To be sure there is a science school, but few men elect it, and it is in distinctly bad odor. In the slang of the university it is known as "stinks," and its laboratories as "stink shops." One must admit that its unpopularity is deserved. As it is impossible that each of the twenty colleges should have complete apparatus, the laboratories are maintained by the university, and not well maintained, for the wealth of Oxford is mainly in the coffers of the colleges. The whole end of laboratory work at Oxford is to prepare the student for a "practical examination" of some three hours. The Linacre professor has made many strenuous efforts, and has delivered much pointed criticism, but he has not yet been able to place the school on a modern or a rational basis. In his nostrils, perhaps, more than those of the university, the school of science is unsavory.
Many subjects of the highest practical importance are entirely ignored. No advanced instruction is offered in modern languages and literatures except English, and the school in English is only six years old and very small. No one of the technical branches that are coming to be so prominent a part of American university life is as yet recognized.

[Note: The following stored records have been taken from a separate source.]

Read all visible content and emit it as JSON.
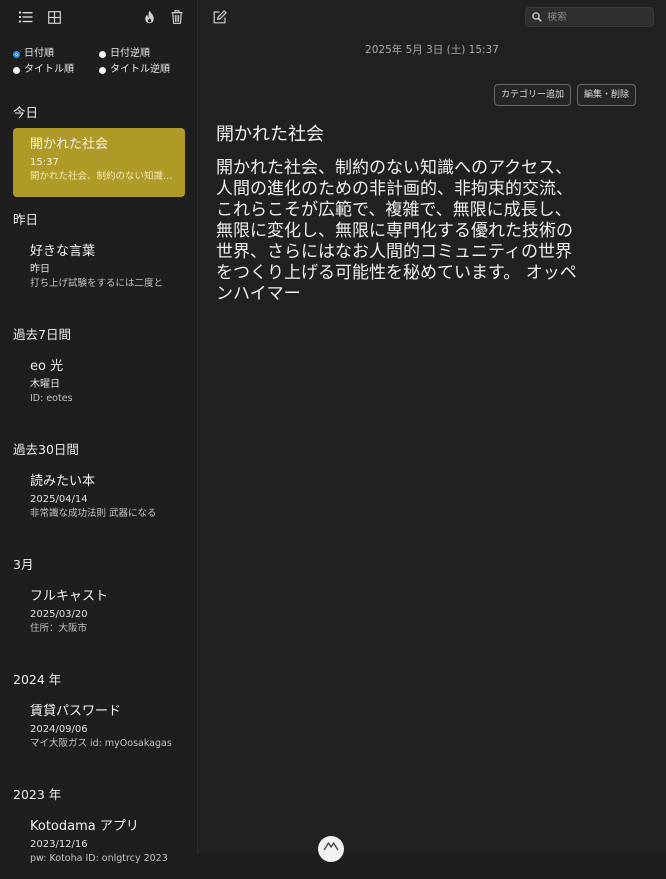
{
  "search": {
    "placeholder": "検索"
  },
  "sort": {
    "date_asc": "日付順",
    "date_desc": "日付逆順",
    "title_asc": "タイトル順",
    "title_desc": "タイトル逆順",
    "selected": "date_asc"
  },
  "groups": [
    {
      "label": "今日",
      "notes": [
        {
          "title": "開かれた社会",
          "date": "15:37",
          "preview": "開かれた社会、制約のない知識へのアクセス",
          "selected": true
        }
      ]
    },
    {
      "label": "昨日",
      "notes": [
        {
          "title": "好きな言葉",
          "date": "昨日",
          "preview": "打ち上げ試験をするには二度と"
        }
      ]
    },
    {
      "label": "過去7日間",
      "notes": [
        {
          "title": "eo 光",
          "date": "木曜日",
          "preview": "ID: eotes"
        }
      ]
    },
    {
      "label": "過去30日間",
      "notes": [
        {
          "title": "読みたい本",
          "date": "2025/04/14",
          "preview": "非常識な成功法則 武器になる"
        }
      ]
    },
    {
      "label": "3月",
      "notes": [
        {
          "title": "フルキャスト",
          "date": "2025/03/20",
          "preview": "住所：大阪市"
        }
      ]
    },
    {
      "label": "2024 年",
      "notes": [
        {
          "title": "賃貸パスワード",
          "date": "2024/09/06",
          "preview": "マイ大阪ガス id: myOosakagas"
        }
      ]
    },
    {
      "label": "2023 年",
      "notes": [
        {
          "title": "Kotodama アプリ",
          "date": "2023/12/16",
          "preview": "pw: Kotoha ID: onlgtrcy 2023"
        }
      ]
    }
  ],
  "editor": {
    "datetime": "2025年 5月 3日 (土) 15:37",
    "add_category_label": "カテゴリー追加",
    "edit_delete_label": "編集・削除",
    "title": "開かれた社会",
    "body": "開かれた社会、制約のない知識へのアクセス、\n人間の進化のための非計画的、非拘束的交流、\nこれらこそが広範で、複雑で、無限に成長し、\n無限に変化し、無限に専門化する優れた技術の\n世界、さらにはなお人間的コミュニティの世界\nをつくり上げる可能性を秘めています。 オッペ\nンハイマー"
  },
  "colors": {
    "selected_note": "#b09a27",
    "radio_accent": "#2e8ff0",
    "background": "#1e1e1e"
  },
  "icons": [
    "list-view-icon",
    "grid-view-icon",
    "flame-icon",
    "trash-icon",
    "edit-icon",
    "search-icon",
    "app-logo-icon"
  ]
}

The Oxford honor first knows what he knows and sometimes he knows more. Few things are as distressing as the sciolism of a second-rate English editor of a classic. The mint sauce quite forgets that it is not Lamb. The English minor reviewer exhibits the pride of intellect in its purest form. The don perhaps intensifies these amiable foibles. There is an epigram current in Oxford which the summer guide will tell you Jowett wrote to celebrate his own attainments:—
Here I am, my name is Jowett;
I am the master of Balliol College.
All there is to know, I know it.
What I know not is not knowledge.
This is clearly a satire written against Jowett, and it would be more clearly a legitimate satire if aimed at the generality of dons.
VII
This tale of Oxford shortcomings is no news to the English radical. The regeneration of the university has long been advocated. On the one hand, the reformers have tried to make it possible, as it was in the Middle Ages, to live and study at Oxford without being attached to any of the colleges; on the other, they have tried to bring into the educational system such modern subjects and methods of study as are cultivated in Germany, where the new branches have been so admirably grafted on the mediæval trunk. In general it must be said that Oxford is becoming more democratic and even more studious; but the advance has come in spite of the constitution of the university. All studied attempts at reform have proved almost ludicrously futile.